Türk pilotlar yarışın başlangıcından sonra 15 bin kilometre yolu 37 günde kat edecek. Senelerdir Türkiye’de klasik otomobilciler kulübünün kurucuları olarak, otomobilci dostlarının geçişlerinde yardımcı olduklarını belirten Öngün, “40 yıllık dostum Erdal’a 2 yıl önce ‘geliyor musun?’ dediğimde düşünmeden ‘evet’ dedi. Her zaman bunu yapmak istiyorduk ama bu sefere nasipmiş. Ancak bunu bir sosyal sorumluluk projesine çevirmek zorunda hissettik kendimizi.” dedi. Cihan Haber Ajansı’nın sorularını cevaplayan Öngün şöyle konuştu: “Biz bunan büyük keyif alacağız ama ‘Türk halkı bundan ne kazanır?’ sorusunun cevabı olarak da eğitime bütün sponsorluk paralarının verilmesi oldu. Yani 2 milyon 250 bin TL’lik bir paradan bahsediyoruz ve bunun yüzde 25’ini kurumsaldan aldık. Bugün itibariyle 70 öğrencimiz 4 yıllık üniversite masrafını çıkarmış oldu.

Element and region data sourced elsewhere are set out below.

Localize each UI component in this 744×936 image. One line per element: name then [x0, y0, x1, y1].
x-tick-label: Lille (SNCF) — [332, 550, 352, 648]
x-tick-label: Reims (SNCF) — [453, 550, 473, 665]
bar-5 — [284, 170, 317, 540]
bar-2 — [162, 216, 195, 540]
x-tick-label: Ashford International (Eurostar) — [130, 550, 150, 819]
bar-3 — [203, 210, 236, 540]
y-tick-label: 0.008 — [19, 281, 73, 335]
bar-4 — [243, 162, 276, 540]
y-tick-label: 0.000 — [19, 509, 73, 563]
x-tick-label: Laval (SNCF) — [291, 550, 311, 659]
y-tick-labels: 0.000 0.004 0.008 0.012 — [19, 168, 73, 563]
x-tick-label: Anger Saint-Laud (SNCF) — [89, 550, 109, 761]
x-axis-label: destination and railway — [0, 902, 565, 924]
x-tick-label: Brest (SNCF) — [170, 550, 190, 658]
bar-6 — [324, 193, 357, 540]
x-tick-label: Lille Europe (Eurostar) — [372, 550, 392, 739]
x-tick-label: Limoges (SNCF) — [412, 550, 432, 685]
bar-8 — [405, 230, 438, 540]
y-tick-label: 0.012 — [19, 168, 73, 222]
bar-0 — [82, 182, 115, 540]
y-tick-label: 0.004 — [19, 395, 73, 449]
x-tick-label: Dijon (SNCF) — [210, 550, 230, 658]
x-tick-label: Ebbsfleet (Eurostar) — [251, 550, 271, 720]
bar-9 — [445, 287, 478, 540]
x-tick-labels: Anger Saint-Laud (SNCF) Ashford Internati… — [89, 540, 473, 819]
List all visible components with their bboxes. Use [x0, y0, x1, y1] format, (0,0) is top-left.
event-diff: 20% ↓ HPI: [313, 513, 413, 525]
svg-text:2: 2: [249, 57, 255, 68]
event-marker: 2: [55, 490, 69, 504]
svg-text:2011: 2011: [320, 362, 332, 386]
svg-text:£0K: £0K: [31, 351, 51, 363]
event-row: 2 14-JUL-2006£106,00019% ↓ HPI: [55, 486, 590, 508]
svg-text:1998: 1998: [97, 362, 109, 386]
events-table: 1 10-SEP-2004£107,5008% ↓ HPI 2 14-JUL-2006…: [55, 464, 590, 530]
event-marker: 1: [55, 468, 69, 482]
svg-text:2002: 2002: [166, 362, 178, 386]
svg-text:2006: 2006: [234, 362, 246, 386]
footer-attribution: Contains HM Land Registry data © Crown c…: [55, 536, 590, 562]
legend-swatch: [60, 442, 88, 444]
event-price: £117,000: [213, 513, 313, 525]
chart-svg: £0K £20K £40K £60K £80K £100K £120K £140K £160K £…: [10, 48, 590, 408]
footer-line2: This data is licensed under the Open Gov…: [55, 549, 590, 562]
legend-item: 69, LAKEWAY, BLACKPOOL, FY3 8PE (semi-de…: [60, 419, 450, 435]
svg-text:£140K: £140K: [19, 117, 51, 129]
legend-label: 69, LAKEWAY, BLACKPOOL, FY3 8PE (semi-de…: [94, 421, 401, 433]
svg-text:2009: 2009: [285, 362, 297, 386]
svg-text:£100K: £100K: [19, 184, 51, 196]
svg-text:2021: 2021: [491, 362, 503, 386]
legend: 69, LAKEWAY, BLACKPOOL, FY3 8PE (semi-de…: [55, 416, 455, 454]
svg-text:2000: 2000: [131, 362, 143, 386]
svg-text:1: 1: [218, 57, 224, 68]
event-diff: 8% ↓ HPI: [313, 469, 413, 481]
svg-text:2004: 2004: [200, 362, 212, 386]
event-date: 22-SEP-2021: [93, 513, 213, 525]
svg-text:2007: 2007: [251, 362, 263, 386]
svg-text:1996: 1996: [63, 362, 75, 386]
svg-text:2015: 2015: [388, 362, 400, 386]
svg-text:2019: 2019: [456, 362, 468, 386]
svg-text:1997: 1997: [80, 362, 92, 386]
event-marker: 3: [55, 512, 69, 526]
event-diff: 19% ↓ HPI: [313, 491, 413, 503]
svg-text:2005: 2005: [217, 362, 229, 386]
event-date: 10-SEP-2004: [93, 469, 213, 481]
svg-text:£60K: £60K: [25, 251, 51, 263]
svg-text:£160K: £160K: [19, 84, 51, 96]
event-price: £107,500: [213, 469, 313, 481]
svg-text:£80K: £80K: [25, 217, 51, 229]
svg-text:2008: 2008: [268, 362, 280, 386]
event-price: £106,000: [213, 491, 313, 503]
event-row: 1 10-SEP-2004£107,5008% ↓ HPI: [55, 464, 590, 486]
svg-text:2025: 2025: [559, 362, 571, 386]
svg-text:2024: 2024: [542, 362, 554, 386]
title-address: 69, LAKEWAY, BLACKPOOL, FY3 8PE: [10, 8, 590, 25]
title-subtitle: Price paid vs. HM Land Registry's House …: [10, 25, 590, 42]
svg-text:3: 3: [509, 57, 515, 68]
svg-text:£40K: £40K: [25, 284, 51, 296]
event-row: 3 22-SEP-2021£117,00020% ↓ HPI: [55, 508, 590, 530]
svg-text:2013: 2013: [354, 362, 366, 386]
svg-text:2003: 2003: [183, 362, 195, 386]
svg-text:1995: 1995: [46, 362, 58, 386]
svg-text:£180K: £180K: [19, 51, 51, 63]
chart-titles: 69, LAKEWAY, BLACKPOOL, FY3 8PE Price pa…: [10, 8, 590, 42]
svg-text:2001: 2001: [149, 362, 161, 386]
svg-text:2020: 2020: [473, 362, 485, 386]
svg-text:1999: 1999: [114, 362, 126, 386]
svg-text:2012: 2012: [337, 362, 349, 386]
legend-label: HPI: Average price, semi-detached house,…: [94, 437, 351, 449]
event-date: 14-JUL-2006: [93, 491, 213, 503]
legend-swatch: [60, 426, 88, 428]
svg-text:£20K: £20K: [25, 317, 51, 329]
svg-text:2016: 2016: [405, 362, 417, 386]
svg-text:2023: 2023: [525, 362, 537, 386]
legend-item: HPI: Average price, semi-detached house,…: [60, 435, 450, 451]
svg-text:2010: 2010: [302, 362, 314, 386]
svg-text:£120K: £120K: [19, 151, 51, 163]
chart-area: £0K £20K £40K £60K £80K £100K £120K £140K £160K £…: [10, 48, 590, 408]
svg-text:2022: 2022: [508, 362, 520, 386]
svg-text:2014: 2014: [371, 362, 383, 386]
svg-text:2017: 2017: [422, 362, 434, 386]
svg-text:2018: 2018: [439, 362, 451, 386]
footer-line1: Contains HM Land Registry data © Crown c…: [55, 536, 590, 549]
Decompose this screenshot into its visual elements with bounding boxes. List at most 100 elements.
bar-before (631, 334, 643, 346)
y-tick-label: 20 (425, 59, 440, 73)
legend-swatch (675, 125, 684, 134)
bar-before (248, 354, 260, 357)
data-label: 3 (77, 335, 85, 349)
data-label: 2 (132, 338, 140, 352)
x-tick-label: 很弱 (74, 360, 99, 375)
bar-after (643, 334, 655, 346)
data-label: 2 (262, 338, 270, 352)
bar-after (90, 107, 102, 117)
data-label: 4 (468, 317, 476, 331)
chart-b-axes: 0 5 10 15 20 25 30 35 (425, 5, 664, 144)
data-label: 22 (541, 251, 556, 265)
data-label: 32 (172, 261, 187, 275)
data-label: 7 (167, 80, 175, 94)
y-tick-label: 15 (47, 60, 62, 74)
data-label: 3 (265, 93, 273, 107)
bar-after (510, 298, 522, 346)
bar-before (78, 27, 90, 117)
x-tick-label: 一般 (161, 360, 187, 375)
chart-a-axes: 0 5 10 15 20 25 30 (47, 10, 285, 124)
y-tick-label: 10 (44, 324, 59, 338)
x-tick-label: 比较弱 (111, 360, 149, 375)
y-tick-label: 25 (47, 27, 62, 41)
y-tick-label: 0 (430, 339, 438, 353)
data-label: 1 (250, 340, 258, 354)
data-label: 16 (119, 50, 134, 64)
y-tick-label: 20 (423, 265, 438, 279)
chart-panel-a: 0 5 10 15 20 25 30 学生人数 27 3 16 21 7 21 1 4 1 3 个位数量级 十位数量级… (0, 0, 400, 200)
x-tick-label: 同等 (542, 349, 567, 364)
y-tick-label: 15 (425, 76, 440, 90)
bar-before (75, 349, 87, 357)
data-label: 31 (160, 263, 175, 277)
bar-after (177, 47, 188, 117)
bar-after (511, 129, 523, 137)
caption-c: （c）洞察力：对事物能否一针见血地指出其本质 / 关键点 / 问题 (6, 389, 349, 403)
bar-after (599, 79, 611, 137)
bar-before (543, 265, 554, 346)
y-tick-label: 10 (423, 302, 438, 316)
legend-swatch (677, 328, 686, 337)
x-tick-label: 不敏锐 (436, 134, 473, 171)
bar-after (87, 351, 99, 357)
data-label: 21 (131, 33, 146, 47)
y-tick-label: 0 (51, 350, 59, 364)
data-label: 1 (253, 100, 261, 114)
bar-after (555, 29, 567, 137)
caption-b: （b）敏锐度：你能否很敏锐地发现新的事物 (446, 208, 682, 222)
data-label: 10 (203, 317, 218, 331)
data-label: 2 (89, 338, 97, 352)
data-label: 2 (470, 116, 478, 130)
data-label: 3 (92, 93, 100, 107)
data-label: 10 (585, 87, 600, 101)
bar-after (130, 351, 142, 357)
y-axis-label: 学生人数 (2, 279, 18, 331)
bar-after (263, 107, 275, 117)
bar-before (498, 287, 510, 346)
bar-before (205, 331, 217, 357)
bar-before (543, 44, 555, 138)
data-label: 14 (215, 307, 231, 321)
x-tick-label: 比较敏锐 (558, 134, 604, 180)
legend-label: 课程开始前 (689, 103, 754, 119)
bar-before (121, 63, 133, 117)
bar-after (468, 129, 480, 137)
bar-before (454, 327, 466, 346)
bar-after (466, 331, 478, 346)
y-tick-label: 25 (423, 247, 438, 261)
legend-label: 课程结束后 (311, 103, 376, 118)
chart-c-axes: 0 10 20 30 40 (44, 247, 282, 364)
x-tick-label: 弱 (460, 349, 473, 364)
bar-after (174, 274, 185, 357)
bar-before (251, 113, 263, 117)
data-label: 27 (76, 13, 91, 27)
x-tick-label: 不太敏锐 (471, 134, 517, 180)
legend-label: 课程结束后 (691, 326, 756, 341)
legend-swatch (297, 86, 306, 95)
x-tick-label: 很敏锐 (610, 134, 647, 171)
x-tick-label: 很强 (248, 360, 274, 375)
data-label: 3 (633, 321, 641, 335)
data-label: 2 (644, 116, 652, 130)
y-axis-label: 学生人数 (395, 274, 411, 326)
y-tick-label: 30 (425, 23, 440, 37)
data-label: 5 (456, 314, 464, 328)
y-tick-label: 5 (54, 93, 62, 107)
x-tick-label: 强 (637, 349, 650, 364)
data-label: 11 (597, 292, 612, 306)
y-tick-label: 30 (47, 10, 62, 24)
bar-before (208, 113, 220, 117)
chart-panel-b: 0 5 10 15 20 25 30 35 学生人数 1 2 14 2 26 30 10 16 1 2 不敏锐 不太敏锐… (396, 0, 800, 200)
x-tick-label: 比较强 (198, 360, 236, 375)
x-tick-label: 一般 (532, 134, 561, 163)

Bundan büyük keyif alıyoruz.” Öngün, Anadol’un her yerini gözden geçirdiklerini ve yolda bırakmayacağını umduklarını da söyledi.
ÜRETTİĞİ ANADOL İLE 40 YIL SONRA RALLİYE KATILDI
Erdal Tokcan ise, 40 yıllık arkadaşı ile birlikte bugün yola çıkacaklarını belirterek, heyecanın son dorukta olduğunu ve kazasız belasız Paris’e varmayı umduklarını kaydetti. “Anadol, bugüne kadar Türkiye’de üretilmiş yegâne Türk markası. Bu araç da 1967’de üretime başlandığı ilk sene üretilmiş. Ben de mühendisim ve profesyonel hayatıma bu fabrikada mühendis olarak başladım.” diyen Tokcan, “Dolayısıyla benim için ayrı bir nostaljisi var. O dönemlerde ürettiğimiz arabayla 40 yıl sonra yarışma çok heyecan verici. Yolda bırakmaması için 130 kalem yedek parça aldık yanımıza. Motor ve şanzıman hariç büyün hasar görebilecek yerlerin yedek parçaları var. İnşallah değiştirmek zorunda kalmayız.” şeklinde konuştu.
Sadece Adadol’un start alışını görmek için işi gücü bırakıp California’dan gelen Selim Dinçer adlı Tük ise, Anadol’un Türk insanının iş gücüyle ortaya çıkmış Türk markası olmasının özel bir önem taşıdığını dile getirdi.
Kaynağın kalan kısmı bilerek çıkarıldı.